Ella Mae unlocked the pie shop and returned half a minute later with a baggie and
a pair of small tongs. As she picked up the spider by one of its legs and examined
its brown body and violin-shaped markings, she looked up at the butterflies. She silently
thanked them and they quickly dispersed.
Watching them flit away, Ella Mae was struck by an ominous thought. “If I can command
butterflies, is it possible that someone could have…told this spider to bite Reba?”

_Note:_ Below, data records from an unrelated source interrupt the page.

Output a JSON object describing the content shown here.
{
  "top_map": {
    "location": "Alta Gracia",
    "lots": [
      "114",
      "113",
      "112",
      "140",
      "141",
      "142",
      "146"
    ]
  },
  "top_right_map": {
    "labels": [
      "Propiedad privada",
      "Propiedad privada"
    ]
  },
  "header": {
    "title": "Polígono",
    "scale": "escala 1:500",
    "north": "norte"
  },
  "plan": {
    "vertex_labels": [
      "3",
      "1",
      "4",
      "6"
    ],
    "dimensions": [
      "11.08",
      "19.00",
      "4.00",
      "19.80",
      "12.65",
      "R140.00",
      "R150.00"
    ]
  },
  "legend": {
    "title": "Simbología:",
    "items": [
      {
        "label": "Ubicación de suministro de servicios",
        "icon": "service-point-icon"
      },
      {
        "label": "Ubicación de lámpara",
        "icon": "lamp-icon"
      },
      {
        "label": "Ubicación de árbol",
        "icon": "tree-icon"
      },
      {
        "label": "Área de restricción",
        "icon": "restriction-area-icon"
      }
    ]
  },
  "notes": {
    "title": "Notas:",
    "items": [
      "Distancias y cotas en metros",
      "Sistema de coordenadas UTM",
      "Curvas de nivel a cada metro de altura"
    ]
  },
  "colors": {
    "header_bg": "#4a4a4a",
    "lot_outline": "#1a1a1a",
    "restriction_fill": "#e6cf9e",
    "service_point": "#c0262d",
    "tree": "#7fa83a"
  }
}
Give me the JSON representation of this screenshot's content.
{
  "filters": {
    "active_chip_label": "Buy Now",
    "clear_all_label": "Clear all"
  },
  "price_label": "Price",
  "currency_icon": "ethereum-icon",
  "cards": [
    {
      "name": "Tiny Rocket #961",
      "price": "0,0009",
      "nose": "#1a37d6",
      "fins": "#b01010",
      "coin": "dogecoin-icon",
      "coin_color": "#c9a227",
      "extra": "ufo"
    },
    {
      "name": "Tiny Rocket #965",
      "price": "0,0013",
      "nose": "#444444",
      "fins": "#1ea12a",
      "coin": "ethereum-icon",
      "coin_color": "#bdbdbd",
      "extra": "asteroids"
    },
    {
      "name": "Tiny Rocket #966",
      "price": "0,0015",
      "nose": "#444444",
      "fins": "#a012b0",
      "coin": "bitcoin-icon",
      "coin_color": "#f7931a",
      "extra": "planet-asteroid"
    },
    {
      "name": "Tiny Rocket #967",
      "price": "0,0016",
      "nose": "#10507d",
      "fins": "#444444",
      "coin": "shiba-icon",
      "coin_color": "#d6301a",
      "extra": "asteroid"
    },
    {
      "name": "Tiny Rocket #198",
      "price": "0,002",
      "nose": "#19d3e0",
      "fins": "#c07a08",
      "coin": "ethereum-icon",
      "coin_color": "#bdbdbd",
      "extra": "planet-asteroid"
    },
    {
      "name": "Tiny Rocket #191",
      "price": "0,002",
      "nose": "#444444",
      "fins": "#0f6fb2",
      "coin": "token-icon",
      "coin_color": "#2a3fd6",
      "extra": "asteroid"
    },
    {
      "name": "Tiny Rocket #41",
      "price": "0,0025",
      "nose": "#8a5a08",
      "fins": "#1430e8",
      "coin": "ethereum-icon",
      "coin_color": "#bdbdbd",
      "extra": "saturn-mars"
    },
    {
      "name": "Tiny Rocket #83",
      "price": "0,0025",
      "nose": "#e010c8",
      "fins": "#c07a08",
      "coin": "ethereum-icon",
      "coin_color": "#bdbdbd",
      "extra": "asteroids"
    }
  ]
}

She dropped the lifeless arachnid into the bag, sealed it, and stepped back onto the
porch.
Her mother paled. “Yes. With magic, anything is possible. But why would someone go
after Reba? Unless…”
“They wanted to get to me,” Ella Mae finished for her. “But why? I have nothing to
do with the Lady of the Ash.”
“I don’t know what’s going on, but I’m not taking any chances. I’m going to give Maurelle
a week’s worth of tip money,” her mother stated firmly. “Hang a note on the door.
You’re officially on vacation. Starting now.”
Ella Mae examined the spider in its cocoon of plastic. “After this month, I could
really use one.”
Ella Mae dropped her mother off at the hospital and then drove over to Canine to Five
to collect Chewy. Hugh met her at the door, his face filled with concern.
“I just talked to one of my EMT buddies. He told me he responded to a call at the
pie shop. Is everything okay?”
“No,” Ella Mae said in a leaden voice. “Reba was stung by a brown recluse. On the
neck. She can’t breathe on her own.”
Hugh raised his hand and touched his own neck. “God, that’s terrible. Can I do anything?
Take care of Chewy? Help you out at work?”
“You can hold me,” she blurted without thinking. It was what she wanted from him more
than anything else. The feel of his strong arms encircling her body would make her
feel sturdy and safe, if only for a small measure of time.
Without hesitating, he closed the distance between them and crushed her to him. Drinking
in his familiar scent of dew-covered grass and the cool, deep water of the swimming
hole, she clung to him.
“Sloan and I are finished,” she whispered into his shoulder. “He’s played me for a
fool for our entire marriage. He…he…” She trailed off. Not because telling Hugh how
Sloan had deceived her would hurt too much, but because her mind had involuntarily
taken her back to Reba’s hospital room. The pain of her husband’s duplicity was instantly
overshadowed by her fear of losing Reba. A sob welled up in her throat.
“Shhhhh,” Hugh said. “I’ve got you. I won’t let go.”
A cacophony of dog noises—barks, yips, whines, growls, and snorts—came from the main
room behind them, but Ella Mae didn’t hear a thing. Hugh’s words were the only sounds
she registered.
“I’ve got you,” he repeated, murmuring into her whiskey-colored curls. He kissed the
crown of her head, her brow,
her cheek, and her chin before his lips brushed against her lips. He’d barely made
contact before he pulled away, but not so far as to detach from her embrace. He gazed
down at her, his blue eyes shimmering with tenderness. “Sorry, I can’t help myself.
Whenever I’m around you, I want to kiss you in the worst way.”
She smiled. “The feeling’s mutual. And everything about you makes me feel stronger,
more steady. So kiss me all you like.”